Analistas acreditam que o governo chinês deve usar a tática de fazer anúncios pontuais que minem a produção da indústria americana – a medida contra a Boeing se encaixa nessa estratégia -, além de penalizar os americanos dependentes das exportações chinesas de alto valor agregado.

A China, por exemplo, lidera a produção e exportação global de componentes eletrônicos e é responsável por quase um quinto das exportações globais de insumos intermediários, como vidro de segurança temperado (usado na produção de smartphones e laptops) e transistores.

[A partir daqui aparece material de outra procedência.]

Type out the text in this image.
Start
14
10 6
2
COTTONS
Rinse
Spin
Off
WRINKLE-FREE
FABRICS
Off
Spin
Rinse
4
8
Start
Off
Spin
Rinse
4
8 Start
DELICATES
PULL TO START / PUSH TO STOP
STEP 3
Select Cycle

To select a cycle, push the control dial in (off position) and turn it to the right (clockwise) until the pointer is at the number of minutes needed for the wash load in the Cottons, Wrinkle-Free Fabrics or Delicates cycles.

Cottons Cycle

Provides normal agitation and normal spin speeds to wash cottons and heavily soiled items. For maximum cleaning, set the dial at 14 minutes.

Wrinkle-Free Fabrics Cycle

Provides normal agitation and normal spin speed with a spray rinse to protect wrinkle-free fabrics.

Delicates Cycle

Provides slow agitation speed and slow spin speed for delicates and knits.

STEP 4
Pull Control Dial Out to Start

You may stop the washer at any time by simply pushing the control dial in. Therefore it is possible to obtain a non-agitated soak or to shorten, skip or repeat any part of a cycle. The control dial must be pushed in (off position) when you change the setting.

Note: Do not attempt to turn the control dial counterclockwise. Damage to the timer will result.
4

As armas dos dois lados para atingir a economia do adversário parecem inesgotáveis. Por isso, a secretária-geral da OMC disse esperar que o órgão de 166 países-membros possa ajudar a intermediar uma solução para a crise.

Seria uma ironia que a OMC pudesse evitar a dissociação econômica EUA-China. O órgão, que teve os EUA entre os seus fundadores, tem sido boicotada desde que o governo de Barack Obama congelou a nomeação de um representante dos EUA, impedindo a solução de conflitos.

Uma das primeiras medidas de Trump após assumir o cargo em janeiro foi assinar decretos executivos iniciando o processo de saída da OMC e do acordo climático de Paris.

“Os membros da OMC estão agora mais interessados em reformar o órgão comercial para que ele mantenha condições equitativas”, disse a secretária-geral Okonjo-Iweala, que foi ministra das Finanças da Nigéria. “Uma das coisas boas que saíram disso é que os membros estão vendo o valor da previsibilidade e estabilidade do sistema criado pela OMC.”